Zindanlardan Kobanê’ye; Coşkuyla Çarpan Bir Yürek

Zindanlarda şehit yoldaşlarımızın dostlarımızın haberi bir başka yankılanır. Erkanın gidişi de yüreğimizi yaktı, kavurdu. Şüphesiz sınıf kinimiz daha bir bileylendi. Onlara layık bir devrimci, bir Partizan olmak, onurla devrettikleri bayrağı aynı bilinç ve sorumlulukla devralmak…İşte budur isteğimiz…

Erkan’ın Kobanê direnişine katılması beni hiç şaşırtmadı. Çünkü Erkan mücadeleci kararlı ve inançlı bir devrimciydi. Kendisiyle yaptığımız sohbetlerde anlatmıştı;”bir gün tahliye olursam aransam da gidecek bir yer yoksa bile Avrupa’ya gitmem. Bu coğrafyada devrim mücadelesini sürdüreceğim” Bu sözlerindeki gerçekliği görmek ve hissetmek mümkündü. Şehit düşmeden 2-3 ay önce bana mektup yazmıştı.

Mücadeleden hiç kopmadığı yazdığı mektuplardan anlaşılıyordu. Gezi ayaklanmasından işçi direnişlerinden Rojava’daki gelişmelerden bahsederdi. Ve çok iyi bir dönemde tahliye olduğunu yazıyordu.

Onun en büyük sevinciydi. Yaşanan gelişmeler Erkan’ın tüm dünyası mücadeleydi. Sürekli okuyan araştıran biriydi. Okuduklarını paylaşır, tartışırdı her okuduğu kitabı mutlaka tavsiye ederdi. Araştırmalarını yazıya döküp dergiye gönderirdi.

 Bulunduğumuz hücreden alınıp isteğimiz dışında zoraki olarak farklı hücrelere konulmanın yoğun yaşandığı bir dönemde beni Erkanların yanına götürmüşlerdi. Erkanla orada tanıştık.

Daha önce koridorda ya da sohbet alanlarının penceresinden birbirimize el sallamalar dışında hiç karşılaşmamıştık. Erkanlarla yaklaşık iki yıl birlikte kaldık. Erkan ve yoldaşı “uzun tutukluluk” nedeniyle tahliye oldular.

 Erkan 2000 yılında başlayan büyük ölüm orucu direnişçilerindendi. Neredeyse bir yıla yakın ölüm orucu direnişini kesintisiz sürdürmüş. Örgütün kararıyla ölüm orucunu bitirmişti.

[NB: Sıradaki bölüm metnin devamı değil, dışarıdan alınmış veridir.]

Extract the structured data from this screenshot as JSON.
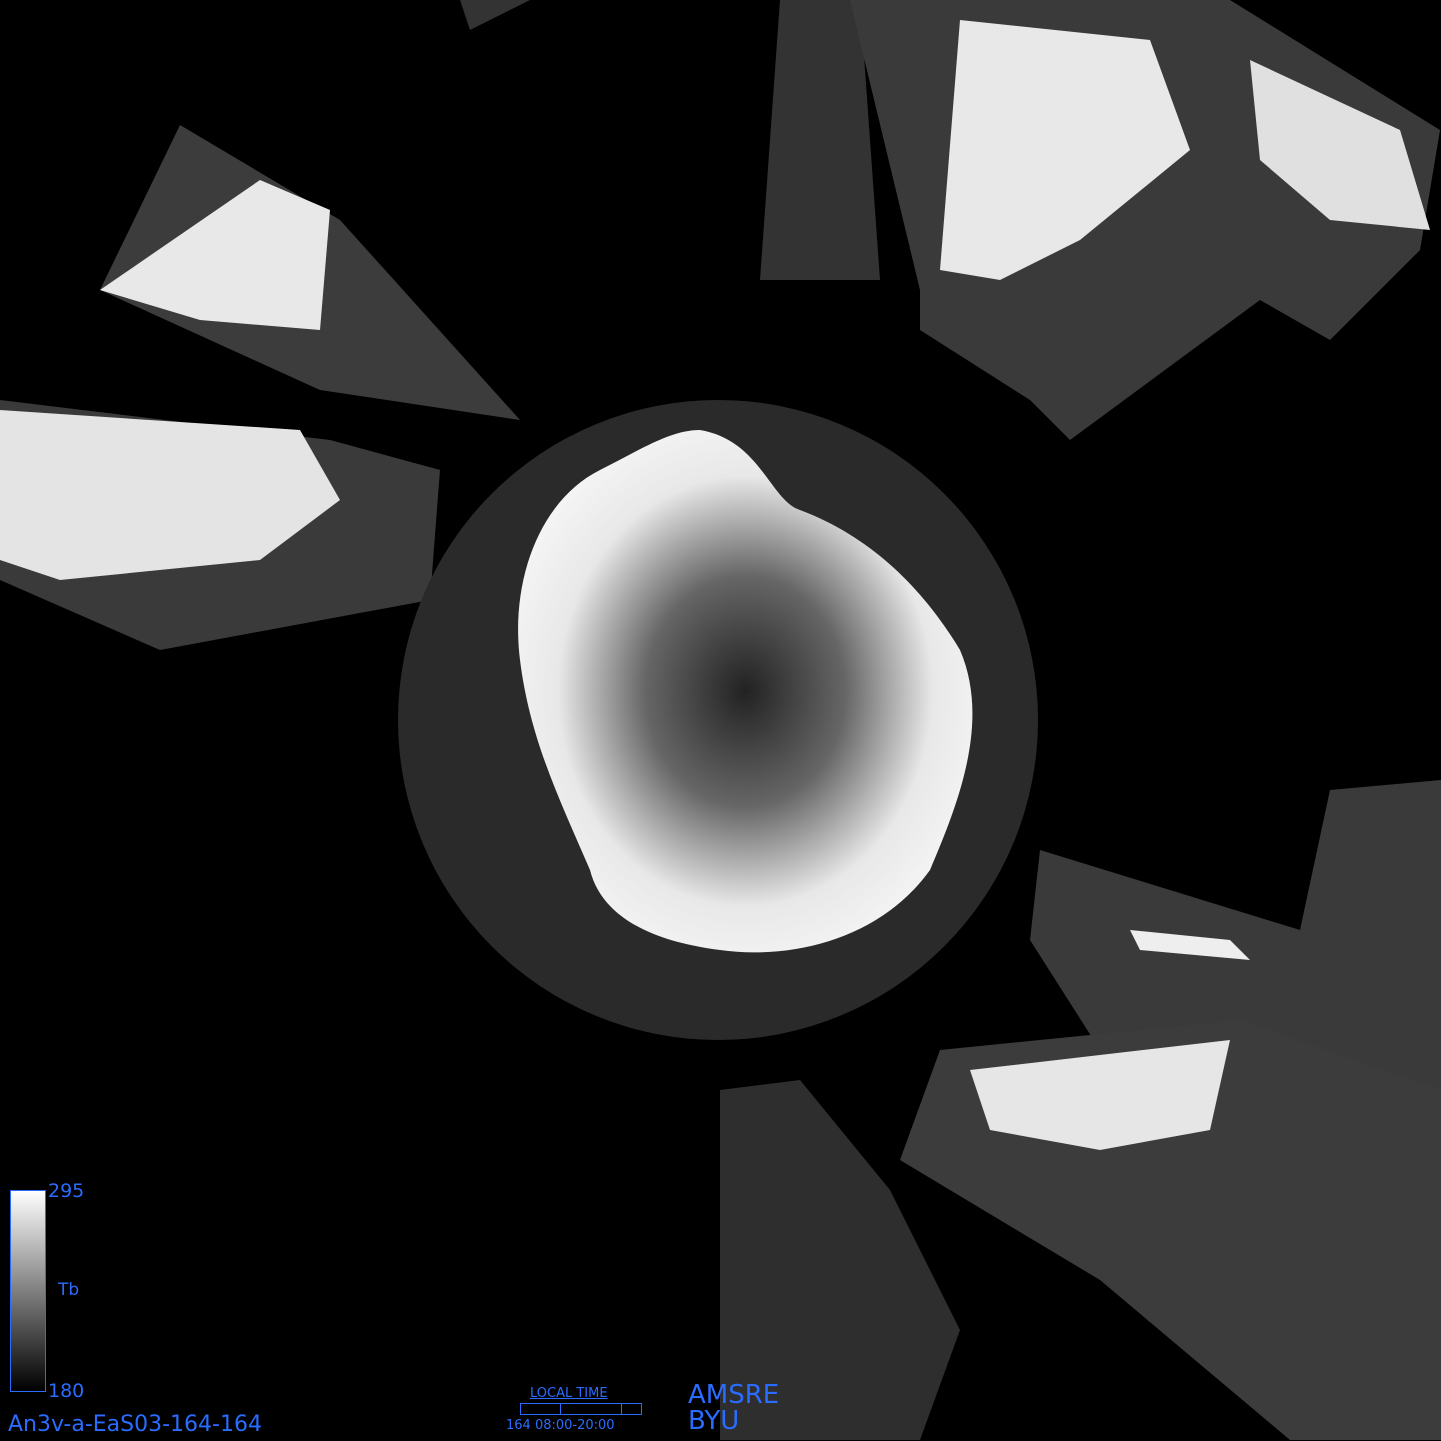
{
  "map": {
    "background_color": "#000000",
    "content": "Antarctic polar stereographic brightness temperature mosaic (AMSR-E swaths)"
  },
  "colorbar": {
    "max": "295",
    "min": "180",
    "variable": "Tb",
    "gradient": [
      "#ffffff",
      "#000000"
    ],
    "border_color": "#2a6cff"
  },
  "file_id": "An3v-a-EaS03-164-164",
  "local_time": {
    "title": "LOCAL TIME",
    "range": "164 08:00-20:00"
  },
  "sensor": "AMSRE",
  "org": "BYU",
  "label_color": "#2a6cff"
}
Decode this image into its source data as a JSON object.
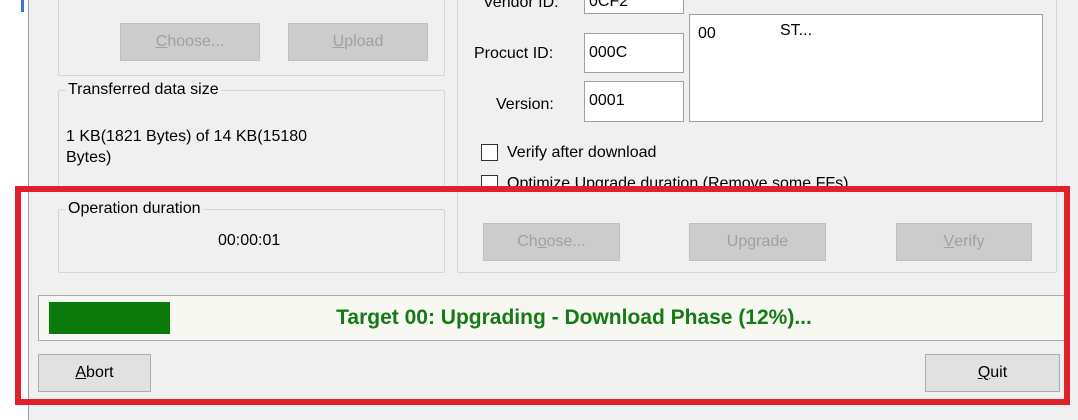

Erkan ölüm orucunun yarattığı fiziksel ve psikolojik tahribatını büyük bir azim ve başarıyla atlatmıştı. İnsan onu gördüğünde o kadar uzun süre ölüm orucunda kaldığına inanmazdı. Yaz kış demeden düzenli spor yapardı. Planlı programlı yaşayan biriydi. Oraya gittiğimde zaman komünist önderlerin klasiklerini yeniden okuma kararı almışlardı. Bana da önermişti. “İstersen beraber okuyabiliriz” demişti.

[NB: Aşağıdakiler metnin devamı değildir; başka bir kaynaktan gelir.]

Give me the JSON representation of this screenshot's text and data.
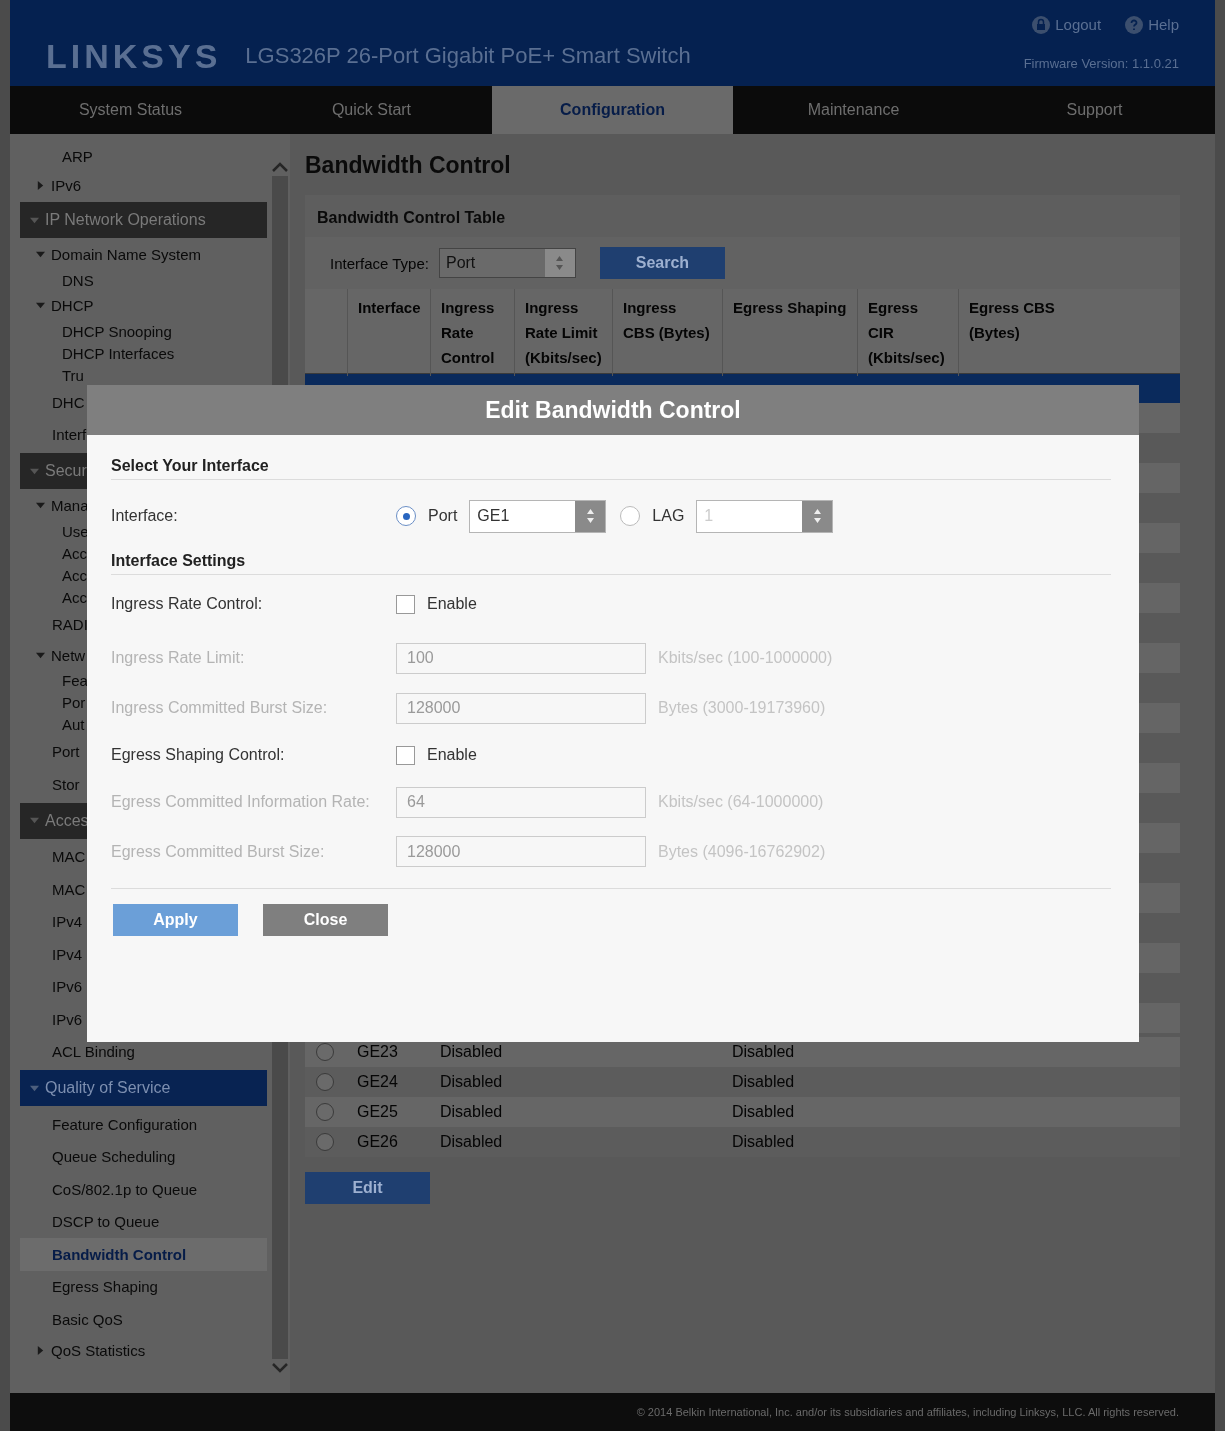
{
  "header": {
    "logo": "LINKSYS",
    "product": "LGS326P 26-Port Gigabit PoE+ Smart Switch",
    "links": [
      {
        "label": "Logout",
        "kind": "lock"
      },
      {
        "label": "Help",
        "kind": "help"
      }
    ],
    "firmware": "Firmware Version: 1.1.0.21"
  },
  "nav": [
    {
      "label": "System Status",
      "selected": false
    },
    {
      "label": "Quick Start",
      "selected": false
    },
    {
      "label": "Configuration",
      "selected": true
    },
    {
      "label": "Maintenance",
      "selected": false
    },
    {
      "label": "Support",
      "selected": false
    }
  ],
  "sidebar": {
    "items": [
      {
        "kind": "sublink",
        "label": "ARP",
        "selected": false
      },
      {
        "kind": "group",
        "label": "IPv6",
        "expanded": false
      },
      {
        "kind": "section",
        "label": "IP Network Operations",
        "selected": false,
        "children": [
          {
            "kind": "group",
            "label": "Domain Name System",
            "expanded": true,
            "children": [
              {
                "label": "DNS",
                "selected": false
              }
            ]
          },
          {
            "kind": "group",
            "label": "DHCP",
            "expanded": true,
            "children": [
              {
                "label": "DHCP Snooping",
                "selected": false
              },
              {
                "label": "DHCP Interfaces",
                "selected": false
              },
              {
                "label": "Tru",
                "selected": false
              }
            ]
          },
          {
            "kind": "link",
            "label": "DHC",
            "selected": false
          },
          {
            "kind": "link",
            "label": "Interf",
            "selected": false
          }
        ]
      },
      {
        "kind": "section",
        "label": "Secur",
        "selected": false,
        "children": [
          {
            "kind": "group",
            "label": "Mana",
            "expanded": true,
            "children": [
              {
                "label": "Use",
                "selected": false
              },
              {
                "label": "Acc",
                "selected": false
              },
              {
                "label": "Acc",
                "selected": false
              },
              {
                "label": "Acc",
                "selected": false
              }
            ]
          },
          {
            "kind": "link",
            "label": "RADI",
            "selected": false
          },
          {
            "kind": "group",
            "label": "Netw",
            "expanded": true,
            "children": [
              {
                "label": "Fea",
                "selected": false
              },
              {
                "label": "Por",
                "selected": false
              },
              {
                "label": "Aut",
                "selected": false
              }
            ]
          },
          {
            "kind": "link",
            "label": "Port",
            "selected": false
          },
          {
            "kind": "link",
            "label": "Stor",
            "selected": false
          }
        ]
      },
      {
        "kind": "section",
        "label": "Acces",
        "selected": false,
        "children": [
          {
            "kind": "link",
            "label": "MAC",
            "selected": false
          },
          {
            "kind": "link",
            "label": "MAC",
            "selected": false
          },
          {
            "kind": "link",
            "label": "IPv4",
            "selected": false
          },
          {
            "kind": "link",
            "label": "IPv4",
            "selected": false
          },
          {
            "kind": "link",
            "label": "IPv6",
            "selected": false
          },
          {
            "kind": "link",
            "label": "IPv6",
            "selected": false
          },
          {
            "kind": "link",
            "label": "ACL Binding",
            "selected": false
          }
        ]
      },
      {
        "kind": "section",
        "label": "Quality of Service",
        "selected": true,
        "children": [
          {
            "kind": "link",
            "label": "Feature Configuration",
            "selected": false
          },
          {
            "kind": "link",
            "label": "Queue Scheduling",
            "selected": false
          },
          {
            "kind": "link",
            "label": "CoS/802.1p to Queue",
            "selected": false
          },
          {
            "kind": "link",
            "label": "DSCP to Queue",
            "selected": false
          },
          {
            "kind": "link",
            "label": "Bandwidth Control",
            "selected": true
          },
          {
            "kind": "link",
            "label": "Egress Shaping",
            "selected": false
          },
          {
            "kind": "link",
            "label": "Basic QoS",
            "selected": false
          },
          {
            "kind": "group",
            "label": "QoS Statistics",
            "expanded": false
          }
        ]
      }
    ]
  },
  "page_title": "Bandwidth Control",
  "table_panel": {
    "title": "Bandwidth Control Table",
    "filter_label": "Interface Type:",
    "filter_value": "Port",
    "search_button": "Search",
    "columns": [
      "Interface",
      "Ingress Rate Control",
      "Ingress Rate Limit (Kbits/sec)",
      "Ingress CBS (Bytes)",
      "Egress Shaping",
      "Egress CIR (Kbits/sec)",
      "Egress CBS (Bytes)"
    ],
    "rows": [
      {
        "selected": false,
        "interface": "GE23",
        "ingress_rate_control": "Disabled",
        "egress_shaping": "Disabled"
      },
      {
        "selected": false,
        "interface": "GE24",
        "ingress_rate_control": "Disabled",
        "egress_shaping": "Disabled"
      },
      {
        "selected": false,
        "interface": "GE25",
        "ingress_rate_control": "Disabled",
        "egress_shaping": "Disabled"
      },
      {
        "selected": false,
        "interface": "GE26",
        "ingress_rate_control": "Disabled",
        "egress_shaping": "Disabled"
      }
    ],
    "edit_button": "Edit"
  },
  "dialog": {
    "title": "Edit Bandwidth Control",
    "section_1": "Select Your Interface",
    "interface_label": "Interface:",
    "interface_options": [
      {
        "label": "Port",
        "selected": true,
        "value": "GE1"
      },
      {
        "label": "LAG",
        "selected": false,
        "value": "1"
      }
    ],
    "section_2": "Interface Settings",
    "fields": [
      {
        "kind": "checkbox",
        "label": "Ingress Rate Control:",
        "text": "Enable",
        "checked": false,
        "disabled": false
      },
      {
        "kind": "input",
        "label": "Ingress Rate Limit:",
        "value": "100",
        "hint": "Kbits/sec (100-1000000)",
        "disabled": true
      },
      {
        "kind": "input",
        "label": "Ingress Committed Burst Size:",
        "value": "128000",
        "hint": "Bytes (3000-19173960)",
        "disabled": true
      },
      {
        "kind": "checkbox",
        "label": "Egress Shaping Control:",
        "text": "Enable",
        "checked": false,
        "disabled": false
      },
      {
        "kind": "input",
        "label": "Egress Committed Information Rate:",
        "value": "64",
        "hint": "Kbits/sec (64-1000000)",
        "disabled": true
      },
      {
        "kind": "input",
        "label": "Egress Committed Burst Size:",
        "value": "128000",
        "hint": "Bytes (4096-16762902)",
        "disabled": true
      }
    ],
    "buttons": [
      {
        "label": "Apply",
        "kind": "primary"
      },
      {
        "label": "Close",
        "kind": "secondary"
      }
    ]
  },
  "footer": "© 2014 Belkin International, Inc. and/or its subsidiaries and affiliates, including Linksys, LLC. All rights reserved."
}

Bende memnuniyetle karşılamıştı. Birimiz sesli okur daha sonra üzerine sohbet eder güncel durumla karşılaştırır fikir yürütürdük. Bazen çeşitli gazetelerde Lenin ile ilgili çarpıtmalar çıkardı revize edilen kavramlar ve görüşlere rastlayınca gülerdi. Yeni fikirleri Marksizme dair çıkan kitapları ilgiyle okur onlardan notlar alırdı. Erkan politik olarak kendini yetiştirmişti. Zeki bir devrimciydi. Algı ve sezgileri kuvvetliydi.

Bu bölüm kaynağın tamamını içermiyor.